Reducing Large Repositories

Learn how to reduce the size of large Drupal or WordPress site repositories for optimized performance and reliability on Pantheon.

Contributors: Alex Fornuto.

Tweet

 Caution

The content in this guide is advanced, and may not work in every case. For issues with cloning large repositories, you can simply clone the latest commit only using the depth flag:

git clone --depth 1 ssh://codeserver.dev.xxx@codeserver.dev.xxx.drush.in:2222/~/repository.git my-site

Repositories that exceed 2GB may experience failures or degraded performance when interacting with code via Git on Pantheon. We recommend reducing the repository size by removing objects that are no longer referenced using git prune in addition to optimizing via git gc. You may also want to review the repository for large files, then exclude them as needed.

 Note

Due to the use of Perl and the Bash shell, the following process is supported on Linux and Mac machines only. Windows users should work within a virtual machine.

If your default shell is something other than Bash (Zsh, for example), switch to a Bash environment before you continue.

Determine Repository File Size

You can output the size of your repository by running git count-objects -vH or du -sh .git/ from within the root directory of your site's codebase.

Prune and Optimize Large Repositories

  1. Clone the site's codebase, if you haven't already.

  2. Set the connection mode for each environment (excluding Test and Live) to git. You can do this with Terminus:

    for i in $(terminus env:list $SITENAME --format=list | grep -v 'test|live'); do terminus connection:set $SITENAME.$i git; done
  3. Navigate to the root directory of your site's codebase (e.g. cd site-name).

  4. Create local copies of all remote branches:

    for BRANCH in `git branch -r | grep -vE "HEAD|master"`; do git branch --track ${BRANCH#origin/} $BRANCH; done
  5. Write all local branch names to the $BRANCHES variable, to be used in later steps:

    BRANCHES=$(for BRANCH in $(git branch --list | grep -v master); do echo "${BRANCH}"; done; echo master)
  6. Generate a list of large files existing on any branch, then write output to ../large_files.txt:

    git rev-list $BRANCHES -- | while read rev; do git ls-tree -lr $rev | cut -c54- | grep -v '^ '; done | sort -u | perl -e '
    while (<>) {
      chomp;
      @stuff=split("\t");
      $sums{$stuff[1]} += $stuff[0];
    }
    print "$sums{$_} $_\n" for (keys %sums);
    ' | sort -rn > ../large_files.txt

    This may take several minutes to complete.

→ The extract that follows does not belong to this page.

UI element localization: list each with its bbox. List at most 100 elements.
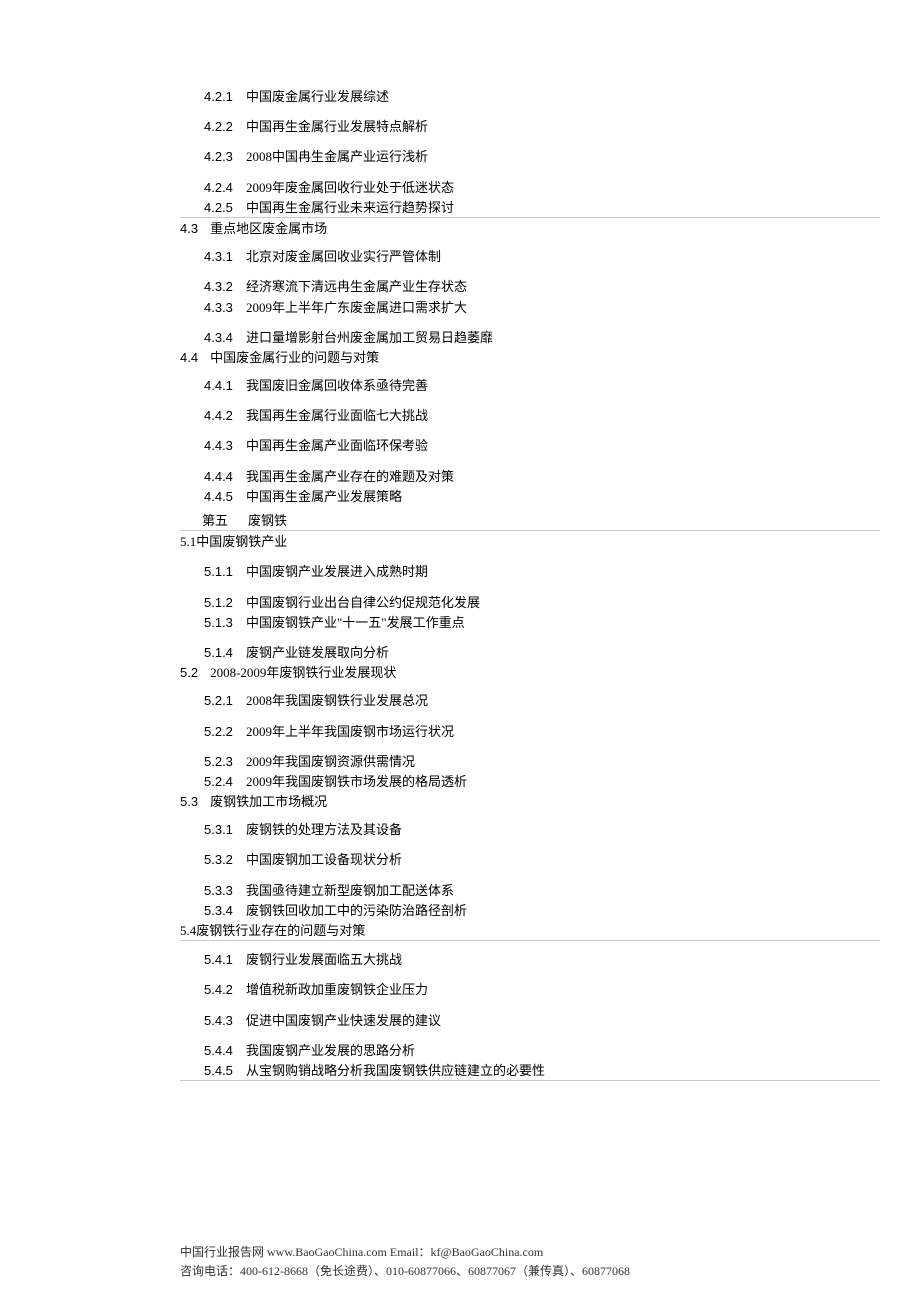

  7. Review patterns that occur within large_files.txt and determine what should be excluded. Patterns may be a path to a single file, the path of a directory by name, or an expandable path.

    Example Patterns:

    • Single file name: myfile.txt
    • Directory. This will also match on all files under that directory: my_directory
    • Expandable path pattern that matches all SQL files within my_directory: my_directory\/*.sql
  8. Filter out files and directories according to problematic patterns. In the example below, replace my_directory\/*.sql myfile.txt with the patterns you want to filter for:

    git filter-branch --force --index-filter 'git rm -rf --cached --ignore-unmatch my_directory\/*.sql myfile.txt' --prune-empty --tag-name-filter cat -- --all

    This may take hours to complete.

  9. Push your local changes to Pantheon:

    git push origin --force --all
    git push origin --force --tags

    In some scenarios, git push origin --force --tags may throw an error. Note that the following type of message is not an error:

    remote: PANTHEON NOTICE:
    remote: 
    remote: The creation of tag "pantheon_test_9" has triggered a deployment of code on test.
    remote: 

    The current workaround is to delete the tags remotely using git push origin :refs/tags/[tag]

  10. Recover local disk space and optimize your local repository with the following:

    git for-each-ref --format='delete %(refname)' refs/original | git update-ref --stdin
    git reflog expire --expire=now --all
    git gc --prune=now